Thomas Mann und sein Ringen mit dem Judentum

Thomas Mann signiert sein Buch Doktor Faustus in einer Buchhandlung in Paris mit seiner Frau Katya, 11. Mai 1951.© ACME AFP

Zum 95. Jahrestag der Verleihung des Nobelpreises für Literatur an den deutschen Schriftsteller Thomas Mann soll auch seine Beziehung zum Judentum betrachtet werden. In seiner Jugend von einem „provinziellen“ und tradiert christlichen Antisemitismus geprägt, konnte er seine Vorbehalte auch später nie gänzlich abschütteln. Und doch entwickelte Thomas Mann mit zunehmendem Alter und wachsender Erkenntnis um die ethischen Verdienste des Judentums eine tiefe Anerkennung für den „zivilisatorischen Beitrag" der jüdischen Kultur. Seine literarische Auseinandersetzung, insbesondere in der Tetralogie „Joseph und seine Brüder“, zeugt von einem wachsenden philosemitischen Verständnis. Das Buch handelt weitgehend von der geistigen Welt des Judentums. Er schrieb es mehr als 15 Jahre lang, während die Nationalsozialisten in Deutschland zunehmend an Macht gewannen. Thomas Mann erzählt darin der Welt anhand der biblischen Geschichte vom Humanismus, von der Moral, die die Juden brachten, indem sie der Menschheit einen Gott und die Zehn Gebote gaben und damit die geistige Grundlage der europäischen Zivilisation schufen. (JR)

Von Alexander Kumbarg

Juden sind „das hartnäckigste Volk der Welt - sie sind, sie waren, sie werden sein...“

Тhomas Mann

 

Von der Kindheit mit Juden

Thomas Mann wurde 1875 als Sohn einer Kaufmannsfamilie in Lübeck geboren. Seit seiner Kindheit hatte er Kontakt zu Juden. „Meine frühesten Erinnerungen an die Juden, denen ich begegnete - sie waren mir sympathisch“, erinnerte sich Mann 1921 in einem Artikel mit dem Titel ‚Über die Judenfrage‘. „Meine Schulkameraden ... Ich hatte das beste Verhältnis zu ihnen, ich bevorzugte ihre Gesellschaft, instinktiv, ohne darüber nachzudenken.“ Er sprach warmherzig von seinen Freunden, erwähnte aber auch seine sozialen Vorurteile, die einen Kontakt verhinderten.

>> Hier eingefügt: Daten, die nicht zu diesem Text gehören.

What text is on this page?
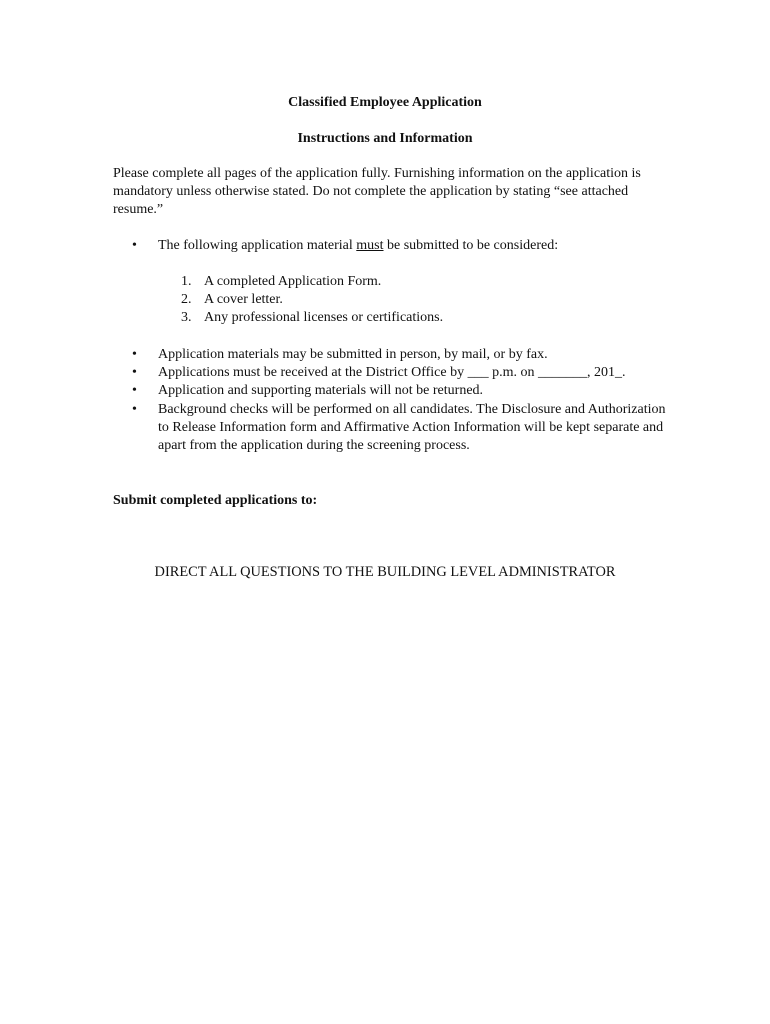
Classified Employee Application

Instructions and Information

Please complete all pages of the application fully. Furnishing information on the application is mandatory unless otherwise stated. Do not complete the application by stating “see attached resume.”

• The following application material must be submitted to be considered:
1. A completed Application Form.
2. A cover letter.
3. Any professional licenses or certifications.
• Application materials may be submitted in person, by mail, or by fax.
• Applications must be received at the District Office by ___ p.m. on _______, 201_.
• Application and supporting materials will not be returned.
• Background checks will be performed on all candidates. The Disclosure and Authorization to Release Information form and Affirmative Action Information will be kept separate and apart from the application during the screening process.

Submit completed applications to:

DIRECT ALL QUESTIONS TO THE BUILDING LEVEL ADMINISTRATOR
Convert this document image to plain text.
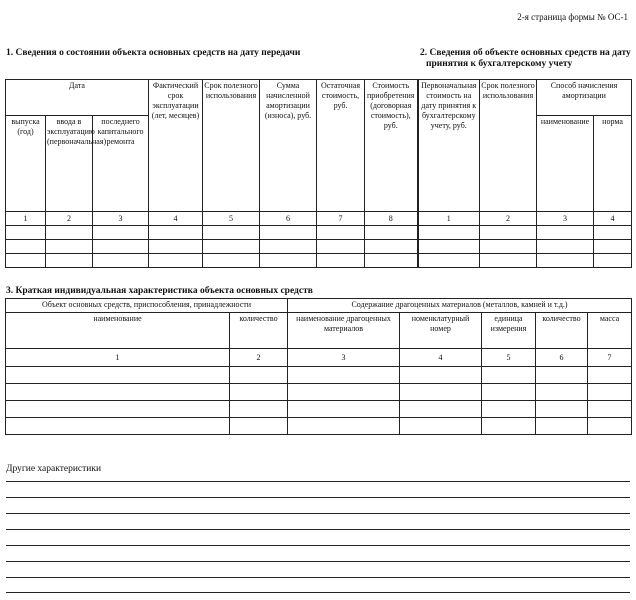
2-я страница формы № ОС-1
1. Сведения о состоянии объекта основных средств на дату передачи	2. Сведения об объекте основных средств на дату
принятия к бухгалтерскому учету
Дата			Фактический срок эксплуатации (лет, месяцев)	Срок полезного использования	Сумма начисленной амортизации (износа), руб.	Остаточная стоимость, руб.	Стоимость приобретения (договорная стоимость), руб.	Первоначальная стоимость на дату принятия к бухгалтерскому учету, руб.	Срок полезного использования	Способ начисления амортизации	
выпуска (год)	ввода в эксплуатацию (первоначальная)	последнего капитального ремонта								наименование	норма
1	2	3	4	5	6	7	8	1	2	3	4

3. Краткая индивидуальная характеристика объекта основных средств
Объект основных средств, приспособления, принадлежности		Содержание драгоценных материалов (металлов, камней и т.д.)				
наименование	количество	наименование драгоценных материалов	номенклатурный номер	единица измерения	количество	масса
1	2	3	4	5	6	7

Другие характеристики
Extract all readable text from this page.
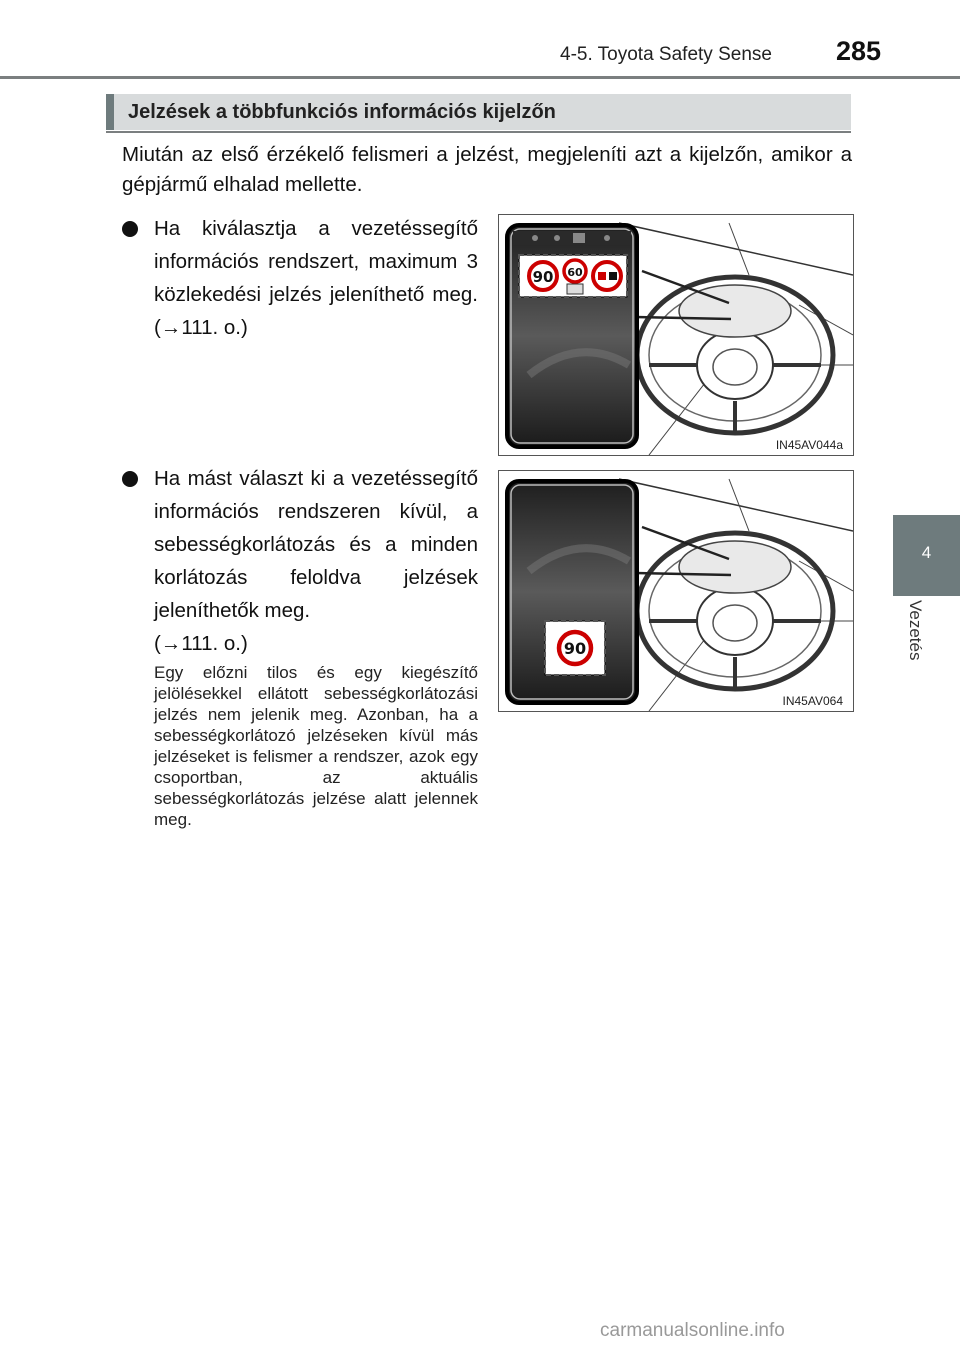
4-5. Toyota Safety Sense 285
4
Vezetés
Jelzések a többfunkciós információs kijelzőn
Miután az első érzékelő felismeri a jelzést, megjeleníti azt a kijelzőn, amikor a gépjármű elhalad mellette.
Ha kiválasztja a vezetéssegítő információs rendszert, maximum 3 közlekedési jelzés jeleníthető meg. (→111. o.)
Ha mást választ ki a vezetéssegítő információs rendszeren kívül, a sebességkorlátozás és a minden korlátozás feloldva jelzések jeleníthetők meg.
(→111. o.)
Egy előzni tilos és egy kiegészítő jelölésekkel ellátott sebességkorlátozási jelzés nem jelenik meg. Azonban, ha a sebességkorlátozó jelzéseken kívül más jelzéseket is felismer a rendszer, azok egy csoportban, az aktuális sebességkorlátozás jelzése alatt jelennek meg.
90 60
IN45AV044a
90
IN45AV064
carmanualsonline.info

Der Zeitgeist, sein familiäres Umfeld und die Besonderheiten des provinziellen Lebens prägten Manns Wahrnehmung. Viele Städter betrachteten Juden als „Fremdkörper“ in der traditionellen bürgerlichen Lebensweise, in der deutschen Kultur und Mann übertrug diese Wahrnehmung auf sein Weltbild. Manns Sohn Golo räumte in einem Brief an den Literaturkritiker, den Juden Marcel Reich-Ranicki, ein, dass sein Vater den „provinziellen Stempel“ nie ganz losgeworden sei: „Das edle Volk einer kleinen Stadt..... Daher auch sein Antisemitismus, von dem er sich nie ganz erholte..... Wie könnte ein junger Bürgerlicher aus einer Kleinstadt nicht antisemitisch sein?“

In jungen Jahren, von 1895 bis 1896, arbeitete Mann mehr als anderthalb Jahre lang für die ausdrücklich antisemitische Zeitschrift The Twentieth Century, deren Chefredakteur sein älterer Bruder Heinrich Mann war. Die Biographen von T. Mann stellen fest, dass Heinrichs Antisemitismus radikaler war, während Thomas' Antisemitismus „gemäßigter“ war. Nach und nach änderten sich die Positionen der Brüder deutlich in Richtung Judenfeindlichkeit.